There's nothing like watching the rich enjoying their privileges. And "The Gilded Age," on HBO, is an American version of "Downton Abbey," with the same creator -- Emmy- and Oscar-winner Julian Fellowes -- spinning his magic around the feuds between old money and new.
If "The Gilded Age," set in little old New York around 1882, lacks the upstairs/downstairs appeal that Fellowes brought to the loyalties and rivalries of masters and servants on "Downton" and "Gosford Park," it comes close enough to make the series must-see TV.
It also helps that the cast is sheer perfection, starting with the brilliant Christine Baranski as Agnes van Rhijn, a monied widow with a razor-sharp wit. When someone foolishly tells Agnes that money isn't everything, Baranski fills the syllable "ha!" with a lifetime of delicious disdain.
Agnes shares her aggressively tasteful mansion on Central Park East with her spinster sister Ada (Cynthia Nixon). On a break from playing the sexually fluid Miranda on "And Just Like That," Nixon artfully reveals the quiet rebellion roiling inside Ada's surface show of obedience.
Everything changes when Agnes and Ada take in a niece they barely know. She is Marian Brooks, played by Louisa Jacobson, Meryl Streep's lookalike daughter, and an actress with the skill and strength to illuminate the secret heart of a character whose late father was responsible for the financial ruin of his estranged sisters.

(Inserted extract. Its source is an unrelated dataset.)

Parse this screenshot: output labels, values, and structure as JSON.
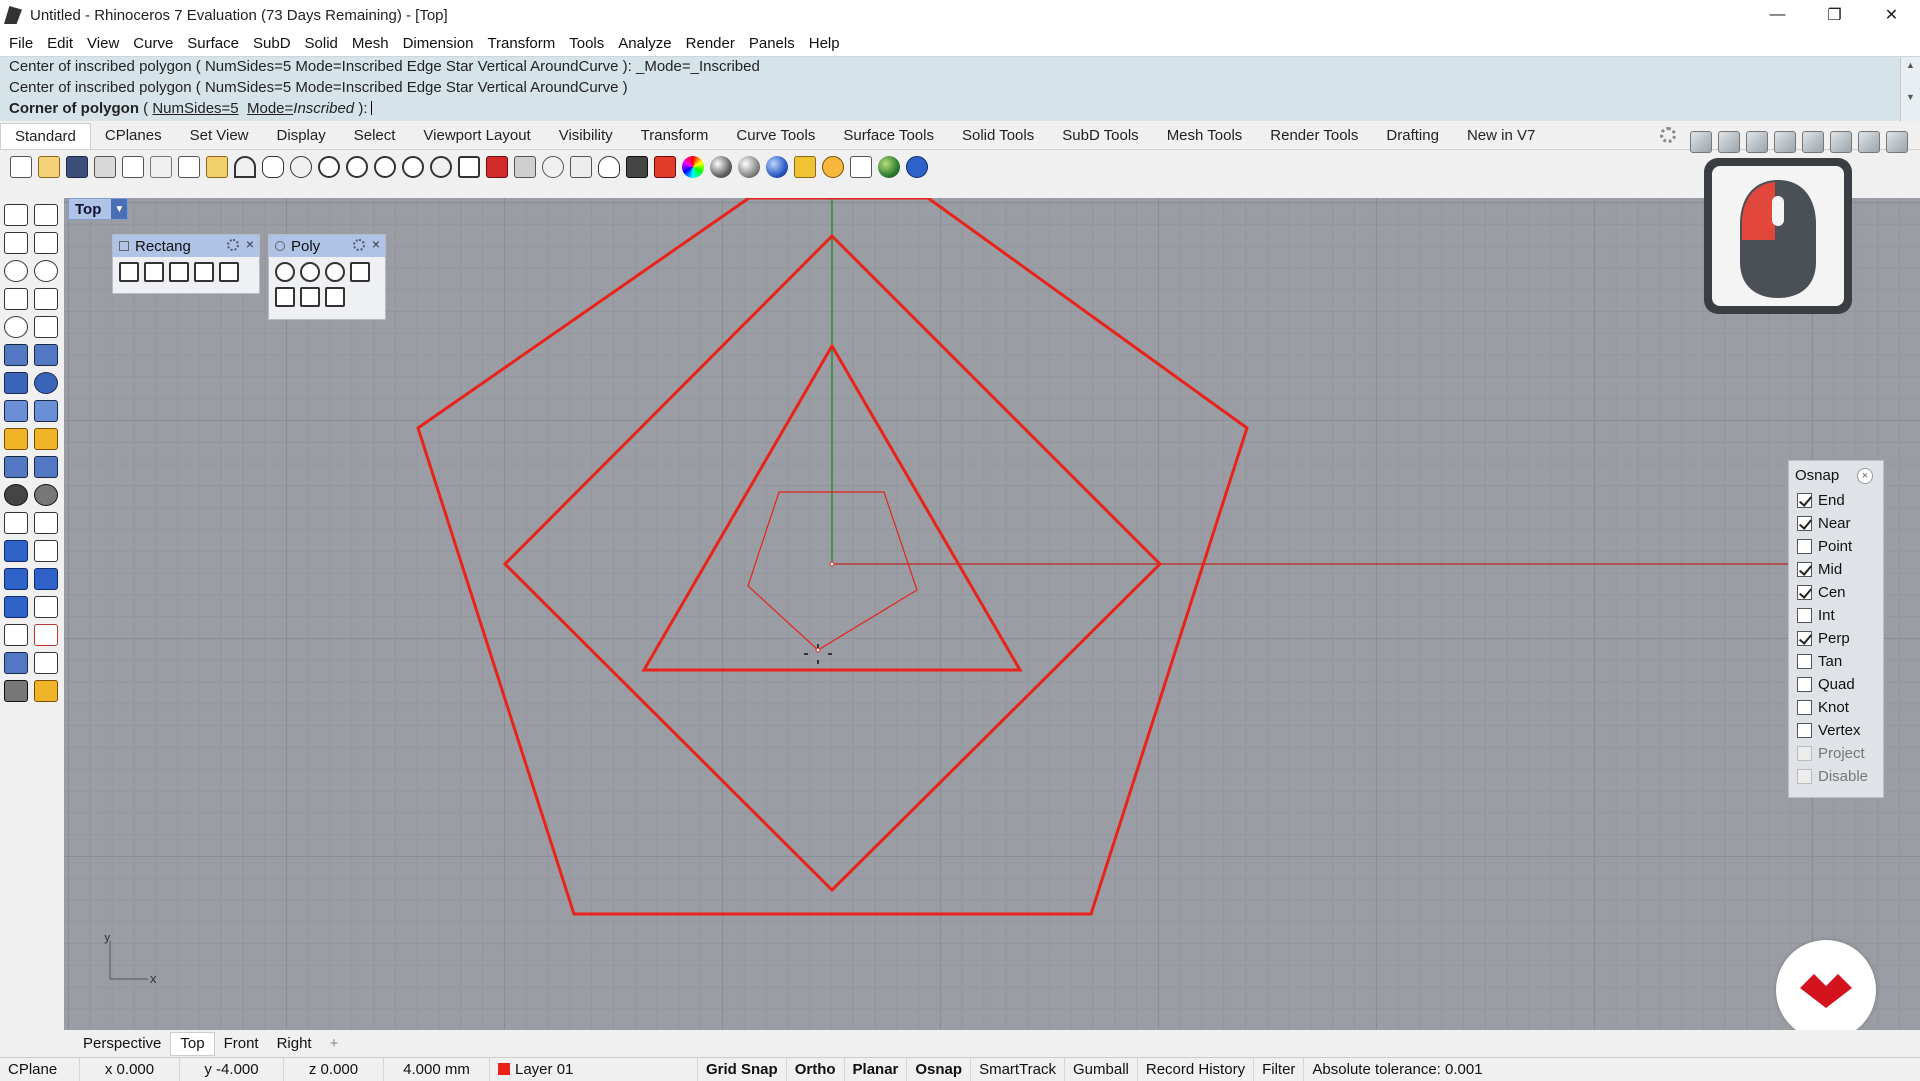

The penniless and homeless Marian now depends on the kindness of her aunts despite their lingering hatred of Marian's adored father. You can't blame Agnes for feeling bitter. To survive, she took a husband of enormous wealth, though he is scarily described as "a man you would never want to be alone with." Ouch!
And, wait, we're just beginning. On a train from Pennsylvania to New York, Marian befriends Peggy (a terrific Denée Benton), a Black woman and wannabe writer who, with Marian's help, snags a job as social secretary to Agnes.
Racism gives way to the class bias as Agnes recoils in horror from the new money that moves in across the street. He is George Russell (Morgan Spector), a railroad baron who uses money to gobble up the competition, much like today's tech billionaires.
Still, it's George's wife Bertha, played by the miraculous Carrie Coon, who launches the class revolution by trying to horn into a society that doesn't want her or her family until economic pressure becomes an indisputable leveler.
There's enough plot here to launch several seasons of gossipy, gritty soap opera. On the basis of the five episodes, of nine, sent to critics, there's no telling how well these strands will develop into a cohesive whole. Surprisingly for Fellowes, the servant set -- so sublime on "Downton" -- gets short shrift. More please, and quickly.
What an inspiration to recruit so many Tony-winning stage actors to the team. From Donna Murphy as snob supreme Mrs. Astor to Nathan Lane as Ward McAllister, her social arbiter, to Audra MacDonald, Michael Cerveris, Kelli O'Hara, Bill Irwin, Simon Jones and Celia Keenan-Bolger in juicy support, the cast Is a who's who of theatrical royalty.
"The Gilded Age" is a glittering feast for the eyes and ears. Still, it's the actors who dig beneath the pretty surface and bring flesh, blood, laughter and tears to the characters Fellowes created. Is it more playful than profound, more froth than substance? Maybe. It's also totally irresistible.